With the advances we need to make for our seniors in the communities across the province, including in home care and long-term care, this year will be a year of change and progress, of doing things differently so that we can achieve better results, of finding the best ways to stretch every one of our $4.1 billion.
I think I have time probably for just one example. This year under a new procurement policy province-wide we will save $1 million in just the ordering of the required number of pacemakers for our health care system.
Some would suggest that we shouldn't change - that we should fight to keep the status quo. Well, we know where the status quo will keep us and it just isn't good enough. Nova Scotia has some of the highest rates of childhood obesity and chronic disease in Canada, an aging population with complex health needs and long wait times for many procedures. This situation is unsustainable and completely unacceptable. Maintaining the status quo would only draw on our financial resources more, limit our choices and get us the same poor health outcomes we've realized to date. As the Minister of Health and Wellness, and as Minister of Seniors, I won't stand by and let that happen.
Future generations are counting on us to make the kinds of decisions today that will lead to a brighter tomorrow. Our Premier, the Minister of Finance and Treasury Board and several ministers have spoken in the House about fiscal discipline and I agree with them - that without this discipline, we won't be able to plan very far into the future. Taking control now hurts a little, but it will set us up for better days when we have more options to address the things that matter most to Nova Scotians - better education, more support for vulnerable children and families, taking care of our seniors and having access to quality health care. These are all topping the list.

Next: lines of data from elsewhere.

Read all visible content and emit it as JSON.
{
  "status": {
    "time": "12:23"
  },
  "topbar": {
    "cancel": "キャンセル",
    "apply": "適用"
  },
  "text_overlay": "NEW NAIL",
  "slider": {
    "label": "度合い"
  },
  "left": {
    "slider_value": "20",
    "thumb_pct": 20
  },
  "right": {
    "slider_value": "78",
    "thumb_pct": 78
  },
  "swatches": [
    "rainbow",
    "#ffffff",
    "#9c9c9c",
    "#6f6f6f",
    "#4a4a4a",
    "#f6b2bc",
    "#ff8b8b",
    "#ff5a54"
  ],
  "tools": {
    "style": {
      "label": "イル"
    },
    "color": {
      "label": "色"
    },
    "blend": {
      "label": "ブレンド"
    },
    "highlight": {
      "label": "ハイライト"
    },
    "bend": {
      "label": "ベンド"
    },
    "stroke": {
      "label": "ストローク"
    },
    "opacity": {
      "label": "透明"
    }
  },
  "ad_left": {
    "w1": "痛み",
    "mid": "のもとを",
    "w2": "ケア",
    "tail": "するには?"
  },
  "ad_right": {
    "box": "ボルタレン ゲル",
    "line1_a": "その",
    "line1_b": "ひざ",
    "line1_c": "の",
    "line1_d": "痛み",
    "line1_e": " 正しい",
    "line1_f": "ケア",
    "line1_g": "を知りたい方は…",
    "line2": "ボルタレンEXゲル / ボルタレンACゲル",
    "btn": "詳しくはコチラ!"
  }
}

We can have the province we all want and deserve. I see that future. I want to be part of building that future for my family, my neighbours and the good people of Kings West and for all Nova Scotians.
I will close now by once again thanking all the members of this committee for your questions and comments about the Department of Seniors and the Department of Health and Wellness. My thanks to Dr. Vaughan and Mr. Elliott and department staff who have worked so hard to support my work and the people of this province.
MADAM CHAIRMAN: Shall Resolution E11 stand?
The resolution stands.
Resolution E36 - Resolved, that a sum not exceeding $1,496,000 be granted to the Lieutenant Governor to defray expenses in respect of the Department of Seniors, pursuant to the Estimate.
MADAM CHAIRMAN: Shall Resolution E36 carry?
The resolution is carried.
That concludes our 40 hours of estimates.
The honourable Chairman of the Subcommittee on Supply.
MS. PATRICIA ARAB: I'm pleased to report that the Subcommittee on Supply has met for the time allotted to it and considered the various estimates assigned to it.
MADAM CHAIRMAN: Shall all remaining resolutions carry?
The resolutions are carried.
The honourable Government House Leader.
HON. MICHEL SAMSON: Madam Chairman, I move that the Committee of the Whole on Supply do rise and that you report these estimates.
MADAM CHAIRMAN: The motion is carried.
The committee will now rise and report these estimates to the House.